ERIKA ISOMURA: Hm. So we thought this was our idea but the actual was zero point zero two five. Okay, so we found a lot of cases where it does work and then we just found one that doesn't. But I think your method might have potential, so I think we should investigate because that was a whole lot of numbers where it did work. So there might be something there that we're just missing, kind of like Alex's thing where we're dividing fractions by whole numbers, and then we realize that whole number could be written as a fraction, and that solves some of our confusion. I'm wondering if there's something that we're not paying attention to here that might help us. So let's investigate that further when we meet again. Okay? Oh right, girls, did you hear Diego's idea? What did you think of it?
STUDENT: It was a really good idea.
ERIKA ISOMURA: You're like, there's some validity there.
The purpose of this lesson was to let my students see decimals. They had been working with mostly dividing, although some multiplying where fractions were ... I don't know if they're called this, but I call them decimal fractions in here. Denominators of tens, hundreds, thousands and so on. The number talks have been working with those type of fractions. I wanted them to see problems that look similar to what we had done on our number strings, but then the answer looked different because we had done it in a calculator.

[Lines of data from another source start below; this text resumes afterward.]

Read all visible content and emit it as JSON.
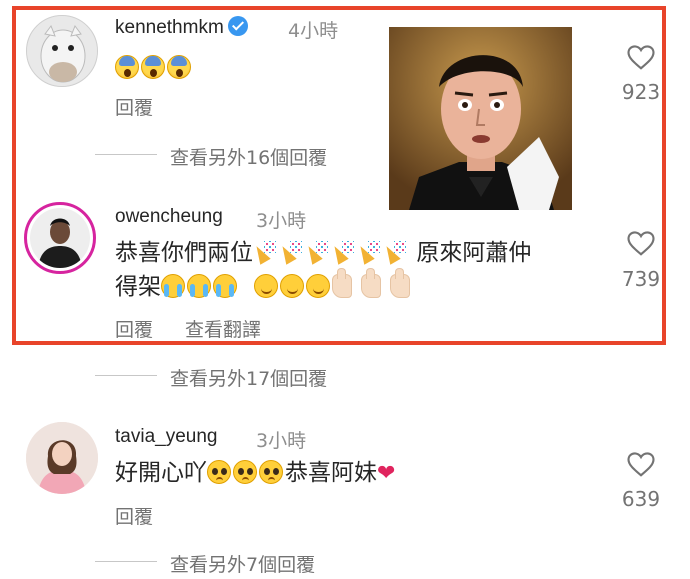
{
  "comments": [
    {
      "username": "kennethmkm",
      "verified": true,
      "time": "4小時",
      "emojis": [
        "scream",
        "scream",
        "scream"
      ],
      "reply_label": "回覆",
      "likes": "923",
      "view_more": "查看另外16個回覆"
    },
    {
      "username": "owencheung",
      "time": "3小時",
      "line1_text": "恭喜你們兩位",
      "line1_text2": "原來阿蕭仲",
      "line2_text": "得架",
      "reply_label": "回覆",
      "translate_label": "查看翻譯",
      "likes": "739",
      "view_more": "查看另外17個回覆"
    },
    {
      "username": "tavia_yeung",
      "time": "3小時",
      "text1": "好開心吖",
      "text2": "恭喜阿妹",
      "reply_label": "回覆",
      "likes": "639",
      "view_more": "查看另外7個回覆"
    }
  ],
  "colors": {
    "highlight_border": "#e8442a",
    "heart_emoji": "#e0245e",
    "verified_badge": "#3897f0",
    "secondary_text": "#737373"
  },
  "icons": [
    "heart-outline-icon",
    "verified-badge-icon"
  ]
}
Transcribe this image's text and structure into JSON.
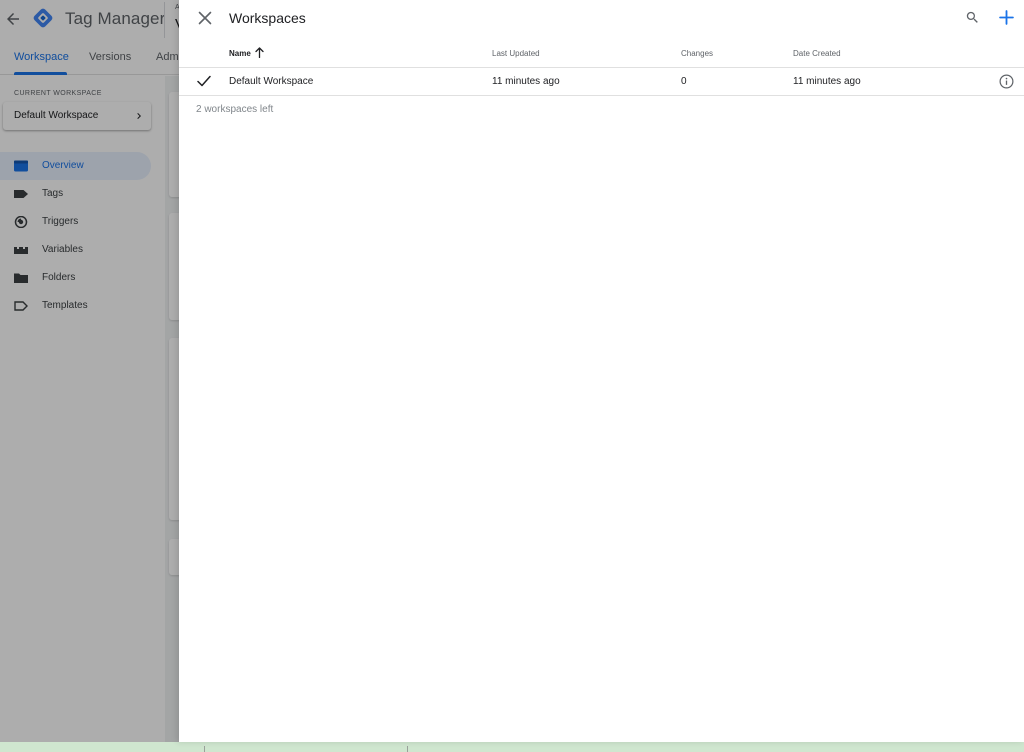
{
  "app": {
    "product_name": "Tag Manager",
    "account_label": "A",
    "account_value": "V"
  },
  "nav_tabs": [
    {
      "label": "Workspace",
      "active": true
    },
    {
      "label": "Versions",
      "active": false
    },
    {
      "label": "Admi",
      "active": false
    }
  ],
  "sidebar": {
    "current_workspace_label": "CURRENT WORKSPACE",
    "current_workspace_name": "Default Workspace",
    "items": [
      {
        "label": "Overview",
        "icon": "overview-icon",
        "active": true
      },
      {
        "label": "Tags",
        "icon": "tag-icon",
        "active": false
      },
      {
        "label": "Triggers",
        "icon": "trigger-icon",
        "active": false
      },
      {
        "label": "Variables",
        "icon": "variables-icon",
        "active": false
      },
      {
        "label": "Folders",
        "icon": "folder-icon",
        "active": false
      },
      {
        "label": "Templates",
        "icon": "template-icon",
        "active": false
      }
    ]
  },
  "panel": {
    "title": "Workspaces",
    "columns": {
      "name": "Name",
      "last_updated": "Last Updated",
      "changes": "Changes",
      "date_created": "Date Created"
    },
    "rows": [
      {
        "name": "Default Workspace",
        "last_updated": "11 minutes ago",
        "changes": "0",
        "date_created": "11 minutes ago",
        "selected": true
      }
    ],
    "workspaces_left": "2 workspaces left"
  },
  "colors": {
    "accent": "#1a73e8",
    "text": "#202124",
    "secondary_text": "#5f6368",
    "scrim": "rgba(0,0,0,0.32)"
  }
}
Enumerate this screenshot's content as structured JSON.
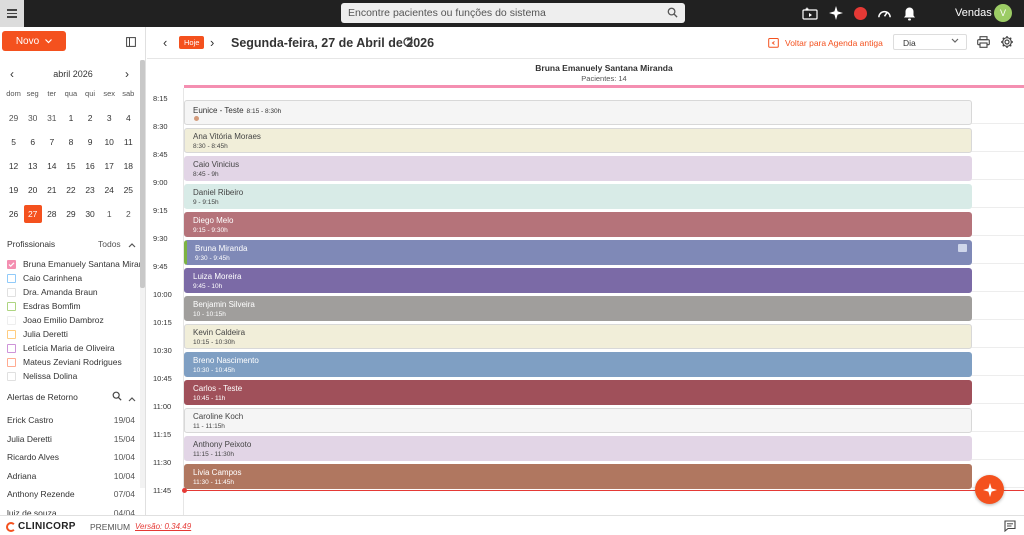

In the week before, my students were puzzling with this idea, but then they did think they saw it. They were really pushing that, and that's such a huge thing, the idea of “if it's small divided by big, you will have a fractional result.”
I wanted to make sure that they got that solid because that was something that could be used for later work when we do estimation. When they see a problem they're like, "Obviously it can't be this or obviously it has to be greater than a whole, because…."